The Super Famicom port of Street Fighter II was released in June 1992. Telenet’s Doomsday Warrior then hit the market later that year in November. It’s unknown how long it was in development, but based on the final product, one could easily surmise that it was slapped together as quickly as possible to capitalize on the red-hot fighting game crazy spurred by Capcom’s worldwide hit. Now, the game joins the Nintendo Switch Online roster - but it is worth a look all these years after release?

There are seven playable characters in Doomsday Warrior, all part of a group of warriors called the Doom Squad, fighting under the influence of the evil wizard Main. One betrays the group – that’s the character you choose – and must fight their former comrades to protect the Earth. Layban and Sledge are the two diametrically-opposed karate heroes, and Daisy is a half-woman, half-plant in the vein of supervillainess Poison Ivy. Grimrock is an anthropomorphic lizard guy, Amon is a post-apocalyptic punk straight out of Fist of the North Star, and Nuform is a shapeshifter made of metallic liquid. And rounding out the cast is P. Lump, an obese Chinese man, and certainly ranks up as one of the most face-palmingly stupid character names in the entire canon of fighting games. There are three other boss characters – the four-armed Ashura, the shadowy Shadow (who just mimics your character a la Mortal Kombat’s Shang Tsung), and Main for the final encounter – though they are unplayable.

The controls are greatly simplified from other fighting games of the era. There are punch and kick commands, while jumping and blocking are awkwardly mapped to their own buttons. The fighting is kludgy, as moves don’t flow into one another, and the AI is often dull and inept. Each character has the usual command motion special movies, though there’s also a special throw manoeuvre, executed automatically when your character is close enough to their opponent. These look and feel cool, since they’re accompanied by cheesy speed lines and usually involves slamming the other character into a side of the screen. But they’re also so powerful, and so much more fun than slowly whittling away your opponent’s health with weak jabs, that they quickly become the core of the fighting action… and just as quickly, become incredibly tedious. Each character’s life meter is divided into four quadrants. Health regenerates (up to a point) if you stay on the defensive, which does alter the strategy a bit. Plus, any remaining stamina can then be channelled into upgrading one of five statistics, making you stronger for the next match.

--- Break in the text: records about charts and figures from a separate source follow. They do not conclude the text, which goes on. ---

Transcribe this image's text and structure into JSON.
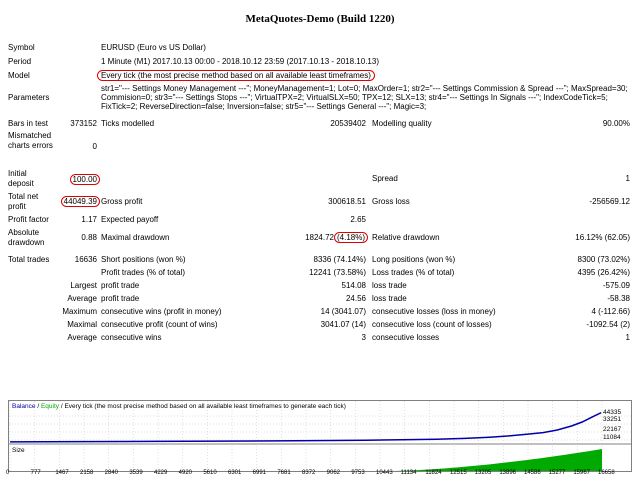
{
  "title": "MetaQuotes-Demo (Build 1220)",
  "symbol": {
    "label": "Symbol",
    "value": "EURUSD (Euro vs US Dollar)"
  },
  "period": {
    "label": "Period",
    "value": "1 Minute (M1) 2017.10.13 00:00 - 2018.10.12 23:59 (2017.10.13 - 2018.10.13)"
  },
  "model": {
    "label": "Model",
    "value": "Every tick (the most precise method based on all available least timeframes)"
  },
  "parameters": {
    "label": "Parameters",
    "value": "str1=\"--- Settings Money Management ---\"; MoneyManagement=1; Lot=0; MaxOrder=1; str2=\"--- Settings Commission & Spread ---\"; MaxSpread=30; Commision=0; str3=\"--- Settings Stops ---\"; VirtualTPX=2; VirtualSLX=50; TPX=12; SLX=13; str4=\"--- Settings In Signals ---\"; IndexCodeTick=5; FixTick=2; ReverseDirection=false; Inversion=false; str5=\"--- Settings General ---\"; Magic=3;"
  },
  "bars": {
    "label": "Bars in test",
    "value": "373152",
    "ticks_label": "Ticks modelled",
    "ticks_value": "20539402",
    "quality_label": "Modelling quality",
    "quality_value": "90.00%"
  },
  "mismatched": {
    "label": "Mismatched charts errors",
    "value": "0"
  },
  "deposit": {
    "label": "Initial deposit",
    "value": "100.00",
    "spread_label": "Spread",
    "spread_value": "1"
  },
  "netprofit": {
    "label": "Total net profit",
    "value": "44049.39",
    "gp_label": "Gross profit",
    "gp_value": "300618.51",
    "gl_label": "Gross loss",
    "gl_value": "-256569.12"
  },
  "pf": {
    "label": "Profit factor",
    "value": "1.17",
    "ep_label": "Expected payoff",
    "ep_value": "2.65"
  },
  "dd": {
    "label": "Absolute drawdown",
    "value": "0.88",
    "max_label": "Maximal drawdown",
    "max_value": "1824.72",
    "max_pct": "(4.18%)",
    "rel_label": "Relative drawdown",
    "rel_value": "16.12% (62.05)"
  },
  "trades": {
    "label": "Total trades",
    "value": "16636",
    "short_label": "Short positions (won %)",
    "short_value": "8336 (74.14%)",
    "long_label": "Long positions (won %)",
    "long_value": "8300 (73.02%)"
  },
  "pt": {
    "label": "Profit trades (% of total)",
    "value": "12241 (73.58%)",
    "lt_label": "Loss trades (% of total)",
    "lt_value": "4395 (26.42%)"
  },
  "largest": {
    "label": "Largest",
    "pt_label": "profit trade",
    "pt_value": "514.08",
    "lt_label": "loss trade",
    "lt_value": "-575.09"
  },
  "average": {
    "label": "Average",
    "pt_label": "profit trade",
    "pt_value": "24.56",
    "lt_label": "loss trade",
    "lt_value": "-58.38"
  },
  "maxcons": {
    "label": "Maximum",
    "w_label": "consecutive wins (profit in money)",
    "w_value": "14 (3041.07)",
    "l_label": "consecutive losses (loss in money)",
    "l_value": "4 (-112.66)"
  },
  "maximal": {
    "label": "Maximal",
    "w_label": "consecutive profit (count of wins)",
    "w_value": "3041.07 (14)",
    "l_label": "consecutive loss (count of losses)",
    "l_value": "-1092.54 (2)"
  },
  "avgcons": {
    "label": "Average",
    "w_label": "consecutive wins",
    "w_value": "3",
    "l_label": "consecutive losses",
    "l_value": "1"
  },
  "chart_data": {
    "type": "line",
    "legend": {
      "balance": "Balance",
      "sep": "/",
      "equity": "Equity",
      "rest": "/ Every tick (the most precise method based on all available least timeframes to generate each tick)"
    },
    "y_ticks": [
      "44335",
      "33251",
      "22167",
      "11084"
    ],
    "size_label": "Size",
    "x_ticks": [
      "0",
      "777",
      "1467",
      "2158",
      "2840",
      "3539",
      "4229",
      "4920",
      "5610",
      "6301",
      "6991",
      "7681",
      "8372",
      "9062",
      "9753",
      "10443",
      "11134",
      "11824",
      "12515",
      "13205",
      "13896",
      "14586",
      "15277",
      "15967",
      "16658"
    ],
    "balance_x": [
      0,
      2000,
      4000,
      6000,
      7500,
      9000,
      10000,
      11000,
      12000,
      12800,
      13500,
      14000,
      14500,
      15000,
      15400,
      15800,
      16100,
      16400,
      16636
    ],
    "balance_y": [
      100,
      500,
      900,
      1300,
      1700,
      2200,
      2700,
      3300,
      4200,
      5500,
      7200,
      9000,
      11500,
      14000,
      18000,
      24000,
      30000,
      38000,
      44049
    ],
    "ylim": [
      0,
      48000
    ],
    "xlim": [
      0,
      16658
    ],
    "colors": {
      "balance": "#0000aa",
      "equity": "#00aa00",
      "grid": "#c0c0c0"
    }
  }
}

Doomsday Warrior is largely junk, with a few redeeming elements. The character roster is pretty dumb, but it is interesting to play as characters that would probably be considered villains in other games. There aren’t many backgrounds, but some of them are pretty cool, like stages consisting of floating coloured tiles, or a stage on a rooftop that seems tilted on its side, seeming to defy gravity (there was a similar one in Vampire Savior, the third Darkstalkers game, though it would be generous to say they ripped off this game here). Overall, it’s about what you’d expect from Telenet; some neat ideas, tossed into a game that passes the bare minimum level of playability, all to exploit a hungry market.